During the course of their study, the scientists discovered that when the Agd3 enzyme was absent, the formation of biofilm was impaired. This weakened the fungus. The duo studied in detail the 3D structure of the enzyme following the locating of the enzyme on the genome of the fungus. This enabled them in understanding the mechanism through which Agd3 aided in the formation of biofilm. It was also found that Agd3 consisted of several domains.

Protein Structure
a Linear representation of Agd3 domains based on the structure. b Agd3 in cartoon representation displaying the three-domain arrangement: the N-terminal α/β/α-fold in yellow; the catalytic CE-domain in pink; and the C-terminal β-rich domain in teal. Zinc ions are depicted as gray spheres. c Surface representation of amino acid conservation colored from variable (teal) to conserved (fuchsia) as calculated by Consurf85. d Electrostatics surface representation shows an electronegative cleft. Electrostatics were calculated by APBS in PyMol (v. 2.0.7) and visualized in blue to red University of Toronto Dr. Lynne Howell), McGill University (Dr. Don Sheppard

Domains are sections of protein sequences within the enzyme that can function, evolve, and exist independently from the remainder of a protein chain. Howell added that the analysis of the enzyme's structure led to the definition of a new family of carbohydrate-processing enzymes that had not been characterized previously.

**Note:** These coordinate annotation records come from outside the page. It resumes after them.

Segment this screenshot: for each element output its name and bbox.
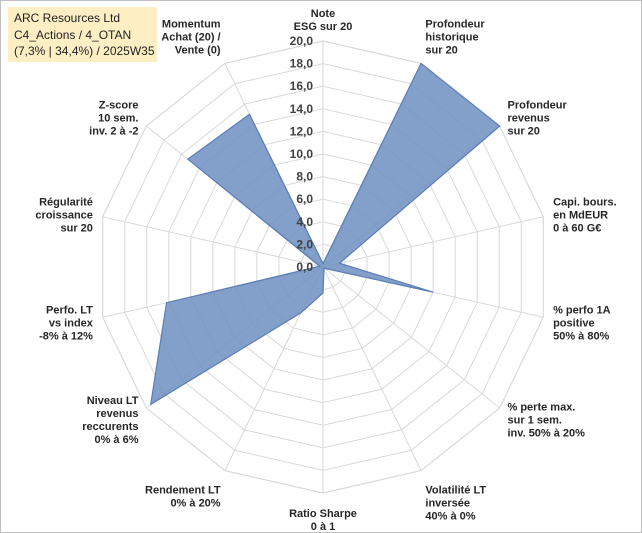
axis-label-line: Profondeur	[508, 100, 568, 112]
axis-label-line: Perfo. LT	[46, 304, 93, 316]
axis-label-line: Momentum	[162, 18, 221, 30]
axis-label-line: reccurents	[82, 421, 138, 433]
chart-title-box: ARC Resources Ltd C4_Actions / 4_OTAN (7…	[8, 7, 157, 62]
tick-label: 16,0	[290, 79, 314, 93]
axis-spoke	[322, 266, 422, 471]
axis-label-line: ESG sur 20	[294, 21, 353, 33]
tick-label: 6,0	[296, 192, 313, 206]
axis-label-line: sur 20	[425, 44, 457, 56]
axis-label-line: 10 sem.	[98, 113, 138, 125]
axis-label-line: Volatilité LT	[425, 485, 486, 497]
radar-series	[149, 62, 501, 406]
axis-label-line: 50% à 80%	[553, 330, 609, 342]
tick-label: 10,0	[290, 147, 314, 161]
axis-spoke	[322, 216, 544, 268]
axis-label-line: 0% à 6%	[94, 434, 138, 446]
axis-label-line: Profondeur	[425, 18, 485, 30]
tick-label: 20,0	[290, 34, 314, 48]
axis-label-line: % perte max.	[508, 401, 576, 413]
axis-label-line: vs index	[49, 317, 94, 329]
tick-label: 0,0	[296, 260, 313, 274]
axis-label-line: Rendement LT	[145, 485, 221, 497]
axis-label-line: sur 1 sem.	[508, 414, 562, 426]
axis-label-line: sur 20	[60, 223, 92, 235]
title-category: C4_Actions / 4_OTAN	[14, 27, 132, 42]
axis-label-line: sur 20	[508, 126, 540, 138]
axis-label-line: 0% à 20%	[170, 498, 220, 510]
axis-label-line: Z-score	[99, 100, 139, 112]
axis-label-line: % perfo 1A	[553, 304, 611, 316]
title-company: ARC Resources Ltd	[14, 11, 121, 25]
axis-label-line: inv. 2 à -2	[89, 126, 138, 138]
axis-spoke	[102, 216, 324, 268]
axis-label-line: 0 à 1	[311, 521, 335, 532]
axis-label-line: croissance	[35, 210, 92, 222]
tick-label: 18,0	[290, 57, 314, 71]
axis-spoke	[322, 266, 501, 409]
axis-label-line: inv. 50% à 20%	[508, 427, 586, 439]
series-area	[149, 62, 501, 406]
axis-label-line: Niveau LT	[87, 395, 139, 407]
tick-label: 4,0	[296, 215, 313, 229]
tick-label: 8,0	[296, 170, 313, 184]
axis-label-line: Note	[311, 8, 335, 20]
axis-label-line: Vente (0)	[175, 44, 221, 56]
axis-label-line: Régularité	[39, 197, 93, 209]
axis-label-line: -8% à 12%	[39, 330, 93, 342]
tick-label: 2,0	[296, 237, 313, 251]
axis-label-line: revenus	[508, 113, 550, 125]
axis-label-line: revenus	[96, 408, 138, 420]
axis-label-line: Achat (20) /	[161, 31, 220, 43]
axis-label-line: Ratio Sharpe	[289, 508, 357, 520]
tick-label: 14,0	[290, 102, 314, 116]
title-stats: (7,3% | 34,4%) / 2025W35	[14, 44, 155, 58]
axis-label-line: positive	[553, 317, 595, 329]
axis-label-line: 0 à 60 G€	[553, 223, 601, 235]
radial-tick-labels: 0,0 2,0 4,0 6,0 8,0 10,0 12,0 14,0 16,0 18,0 20,0	[290, 34, 314, 274]
axis-label-line: 40% à 0%	[425, 511, 475, 523]
tick-label: 12,0	[290, 124, 314, 138]
axis-label-line: historique	[425, 31, 478, 43]
axis-label-line: inversée	[425, 498, 470, 510]
axis-label-line: Capi. bours.	[553, 197, 617, 209]
axis-label-line: en MdEUR	[553, 210, 608, 222]
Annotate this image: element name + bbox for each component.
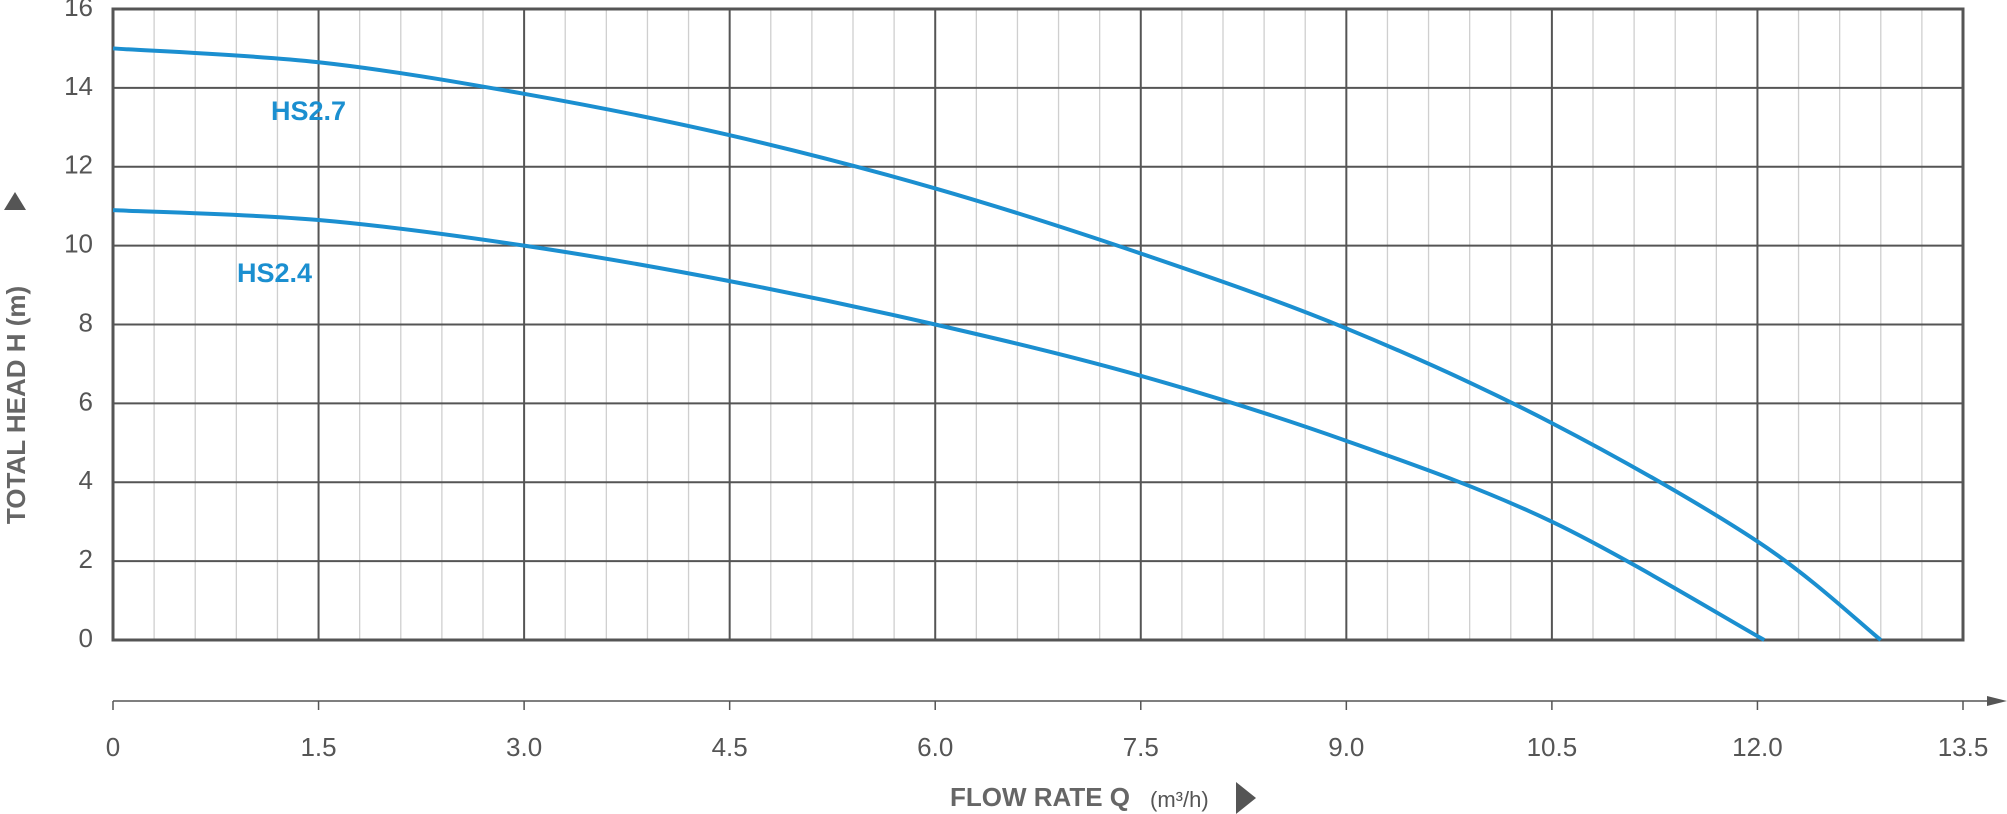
y-tick-label: 12 xyxy=(64,150,93,180)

Developing Treatment Options

One of the biggest global health concerns is the resistance of A. fumigatus to antifungal medications. According to Sheppard, deeper insights into the structure of Agd3 facilitate in the development of treatment strategies.

As the next step, the team wishes to use the data gathered from the structural analysis of Agd3 and how antibodies bind to it, in order to formulate antibody therapeutics to treat infections by A. fumigates. "We are now designing antibodies that can inhibit the function of Agd3 based on structural information we gathered," concluded Sheppard.